4) Fearless protector of all things small and furry: In Surprise in the Tree (1962), written by Sara Asheron and illustrated by Susan Perl, Jerry comes home from school to find out that his new (and mischievous) kitten is stuck up a tree. Jerry’s mom immediately calls the fire department to rescue the kitten, only to find out that her son is stuck up the same tree! Throughout the adventure, Jerry’s mom is level-headed in leading the charge to save her son (and kitten). How many mothers have gone to great trouble to retrieve a lost pet? Let me tell you about my daughter’s pet caterpillar…

“Jerry!” she cried. “What are you doing up there?” “I can’t get down,” said Jerry.
A happy ending!

5) The ultimate non-helicopter mom (or, the mom who lets her kids make a mess in the house): The mom in Dr. Seuss’ famous The Cat in the Hat (1957) is the type of mom that many kids think they want: a mom who will leave them alone to tear the house apart on a rainy day. This is not about a mother leaving her children home alone–the hat-wearing Cat is a fun, fantasy babysitter (and he even cleans up the mess in the end). Mom comes home in a good mood, kids are happy. This story reminds me: we all need space.

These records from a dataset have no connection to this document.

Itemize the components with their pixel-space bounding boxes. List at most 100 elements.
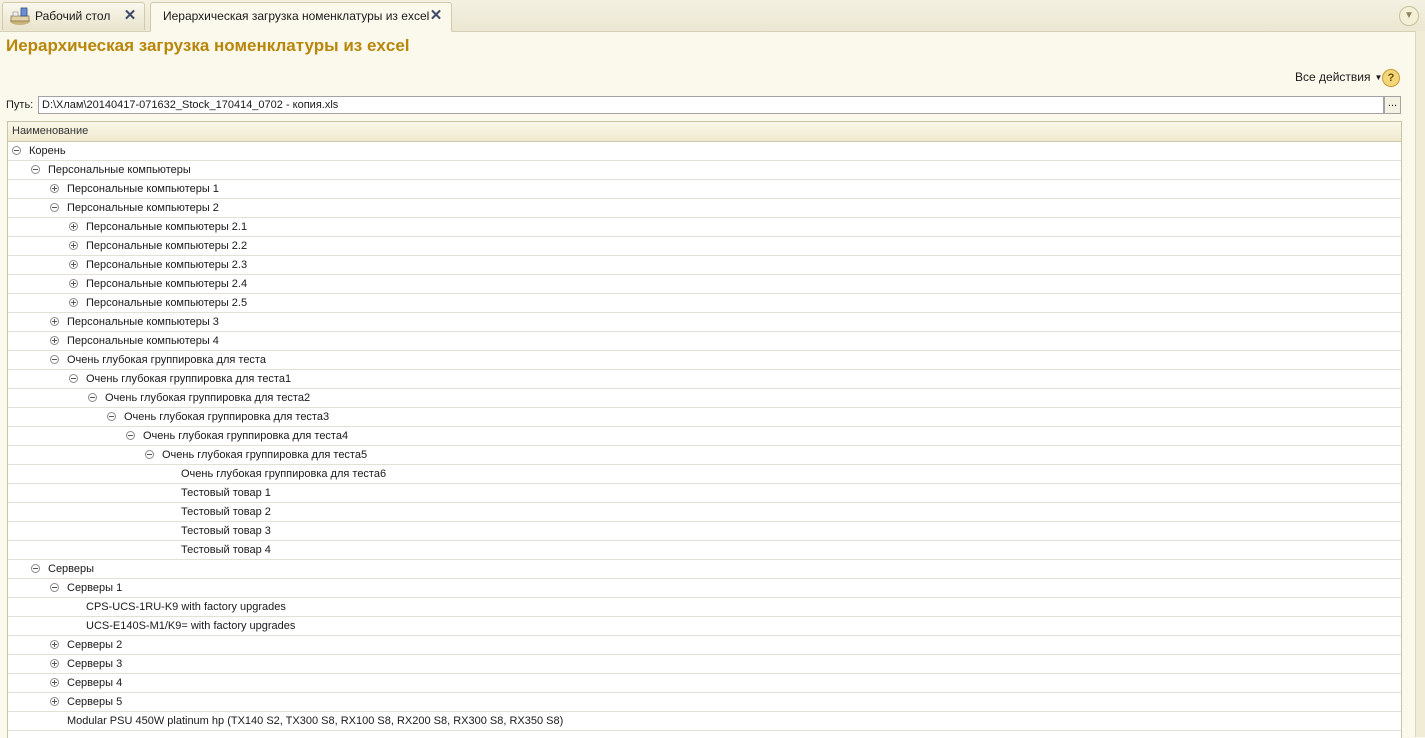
tree-row[interactable]: Тестовый товар 1 — [8, 484, 1401, 503]
path-input[interactable] — [38, 96, 1384, 114]
browse-button[interactable]: ... — [1384, 96, 1401, 114]
tree-row[interactable]: Серверы — [8, 560, 1401, 579]
column-header-name[interactable]: Наименование — [8, 122, 1401, 142]
expand-icon[interactable] — [69, 241, 78, 250]
tree-row[interactable]: Очень глубокая группировка для теста3 — [8, 408, 1401, 427]
tree-row-label: Очень глубокая группировка для теста4 — [143, 430, 349, 442]
tree-row[interactable]: Персональные компьютеры 2.2 — [8, 237, 1401, 256]
tree-row-label: Персональные компьютеры 2.4 — [86, 278, 248, 290]
tab-label: Рабочий стол — [35, 9, 111, 23]
expand-icon[interactable] — [50, 336, 59, 345]
window-edge — [1415, 31, 1425, 737]
tree-row[interactable]: Серверы 3 — [8, 655, 1401, 674]
tree-row[interactable]: Очень глубокая группировка для теста6 — [8, 465, 1401, 484]
expand-icon[interactable] — [50, 317, 59, 326]
tree-row-label: Персональные компьютеры 2.5 — [86, 297, 248, 309]
tree-row[interactable]: Тестовый товар 2 — [8, 503, 1401, 522]
tree-row[interactable]: Персональные компьютеры 2.3 — [8, 256, 1401, 275]
expand-icon[interactable] — [50, 697, 59, 706]
tree-row[interactable]: Персональные компьютеры 2.1 — [8, 218, 1401, 237]
tree-row-label: Персональные компьютеры 4 — [67, 335, 219, 347]
tree-row-label: Очень глубокая группировка для теста5 — [162, 449, 368, 461]
expand-icon[interactable] — [50, 184, 59, 193]
tree-row[interactable]: Персональные компьютеры 3 — [8, 313, 1401, 332]
tree-row-label: Очень глубокая группировка для теста1 — [86, 373, 292, 385]
tree-row-label: Очень глубокая группировка для теста — [67, 354, 266, 366]
tree-row[interactable]: UCS-E140S-M1/K9= with factory upgrades — [8, 617, 1401, 636]
tree-row[interactable]: Персональные компьютеры 2.5 — [8, 294, 1401, 313]
tree-row-label: CPS-UCS-1RU-K9 with factory upgrades — [86, 601, 286, 613]
tree-row-label: Персональные компьютеры 2.3 — [86, 259, 248, 271]
tree-row-label: Тестовый товар 4 — [181, 544, 271, 556]
tree-row[interactable]: Серверы 1 — [8, 579, 1401, 598]
tree-row[interactable]: Очень глубокая группировка для теста5 — [8, 446, 1401, 465]
expand-icon[interactable] — [69, 260, 78, 269]
tree-row[interactable]: Очень глубокая группировка для теста — [8, 351, 1401, 370]
expand-icon[interactable] — [69, 298, 78, 307]
path-label: Путь: — [6, 99, 34, 111]
page-title: Иерархическая загрузка номенклатуры из e… — [6, 36, 410, 55]
tab-bar: Рабочий стол ✕ Иерархическая загрузка но… — [0, 0, 1425, 32]
tree-row[interactable]: Очень глубокая группировка для теста1 — [8, 370, 1401, 389]
collapse-icon[interactable] — [107, 412, 116, 421]
collapse-icon[interactable] — [31, 564, 40, 573]
tree-row[interactable]: Корень — [8, 142, 1401, 161]
tree-row-label: Серверы 1 — [67, 582, 123, 594]
collapse-icon[interactable] — [12, 146, 21, 155]
all-actions-button[interactable]: Все действия ▼ — [1295, 70, 1382, 84]
tree-row[interactable]: Персональные компьютеры 2 — [8, 199, 1401, 218]
tab-desktop[interactable]: Рабочий стол ✕ — [2, 2, 145, 30]
tree-row-label: Серверы 4 — [67, 677, 123, 689]
tree-row-label: Корень — [29, 145, 66, 157]
expand-icon[interactable] — [50, 678, 59, 687]
tree-row-label: Тестовый товар 1 — [181, 487, 271, 499]
collapse-icon[interactable] — [88, 393, 97, 402]
tree-row[interactable]: Очень глубокая группировка для теста2 — [8, 389, 1401, 408]
expand-icon[interactable] — [50, 640, 59, 649]
help-icon[interactable]: ? — [1382, 69, 1400, 87]
tree-row-label: Очень глубокая группировка для теста3 — [124, 411, 330, 423]
tree-row[interactable]: Персональные компьютеры 1 — [8, 180, 1401, 199]
expand-icon[interactable] — [69, 222, 78, 231]
tree-row[interactable]: Серверы 4 — [8, 674, 1401, 693]
tree-row-label: Персональные компьютеры 2.1 — [86, 221, 248, 233]
tree-row-label: Серверы 2 — [67, 639, 123, 651]
collapse-icon[interactable] — [126, 431, 135, 440]
tree-row[interactable]: Персональные компьютеры — [8, 161, 1401, 180]
tree-row[interactable]: CPS-UCS-1RU-K9 with factory upgrades — [8, 598, 1401, 617]
tree-row-label: Серверы 3 — [67, 658, 123, 670]
collapse-icon[interactable] — [31, 165, 40, 174]
tab-hierarchical-import[interactable]: Иерархическая загрузка номенклатуры из e… — [150, 2, 452, 32]
tree-row[interactable]: Тестовый товар 3 — [8, 522, 1401, 541]
tree-row[interactable]: Очень глубокая группировка для теста4 — [8, 427, 1401, 446]
tree-row[interactable]: Серверы 5 — [8, 693, 1401, 712]
collapse-icon[interactable] — [50, 203, 59, 212]
close-icon[interactable]: ✕ — [428, 8, 444, 24]
tree-row[interactable]: Персональные компьютеры 2.4 — [8, 275, 1401, 294]
tabs-menu-chevron-icon[interactable]: ▼ — [1399, 6, 1419, 26]
expand-icon[interactable] — [69, 279, 78, 288]
tree-row-label: Персональные компьютеры — [48, 164, 191, 176]
tree-row-label: Персональные компьютеры 3 — [67, 316, 219, 328]
collapse-icon[interactable] — [145, 450, 154, 459]
tree-row[interactable]: Тестовый товар 4 — [8, 541, 1401, 560]
collapse-icon[interactable] — [69, 374, 78, 383]
tree-row[interactable]: Персональные компьютеры 4 — [8, 332, 1401, 351]
tree-row-label: Серверы 5 — [67, 696, 123, 708]
tab-label: Иерархическая загрузка номенклатуры из e… — [163, 9, 430, 23]
collapse-icon[interactable] — [50, 355, 59, 364]
tree-row-label: Тестовый товар 3 — [181, 525, 271, 537]
tree-row-label: Очень глубокая группировка для теста6 — [181, 468, 387, 480]
close-icon[interactable]: ✕ — [122, 8, 138, 24]
collapse-icon[interactable] — [50, 583, 59, 592]
expand-icon[interactable] — [50, 659, 59, 668]
tree-row-label: Серверы — [48, 563, 95, 575]
desktop-icon — [10, 7, 30, 25]
tree-row-label: Персональные компьютеры 2.2 — [86, 240, 248, 252]
tree-row[interactable]: Серверы 2 — [8, 636, 1401, 655]
all-actions-label: Все действия — [1295, 70, 1371, 84]
tree-row[interactable]: Modular PSU 450W platinum hp (TX140 S2, … — [8, 712, 1401, 731]
tree-row-label: Тестовый товар 2 — [181, 506, 271, 518]
tree-row-label: Персональные компьютеры 1 — [67, 183, 219, 195]
tree-rows: Корень Персональные компьютеры Персональны… — [8, 142, 1401, 731]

“I know some good games we could play,”

Said the Cat.

“I know some new tricks,”

Said the Cat in the Hat.

“A lot of good tricks.

I will show them to you.

Your mother

Will not mind at all if I do.”

6) The mother who listens and lets imagination take flight: Another vintage book, A Space Story (1978) written by Karla Kuskin, is a lovely story that starts and ends with my favourite parenting moment of the day–tucking the kids into bed at night and chatting about all the thoughts running through their heads…often the conversation turns to the stars, the moon, and space…and anywhere their imagination takes them.

And far, far away a boy looks out the window at the night sky. “How many stars are there in the sky?” he asks his mother. “Billions and billions,” she says. “Do people live on them?” he asks his mother. “People can’t live on stars,” she says. “But I suppose there might be some people out there on planets some there.”

What mothers do you love (or hate) in books?


  1. My all time favorite: Moominmamma, as I’m getting older I respect her even more. She express this perfect piece of mind one can not but admire.

      • Hi Sigrun, I’m not sure if most of these books are in print anymore…except for the Dr. Seuss…and probably only ever in English. Not read by most families today, mostly memories from my own childhood. Your new book looks wonderful, I love anything that expresses the different emotions to children, as an alternative to the cult of happiness we live in. I will add that to my must-read list. Cheers, Anne

  2. I loved this post and I’d like to read the books in it. You know, I have recently started reading about motherhood, more from a psychological viewpoint, but had never really considered prominent mums in books and how they are portrayed. They sort of seem incidental. I shall go and have a think – thanks for the inspiration!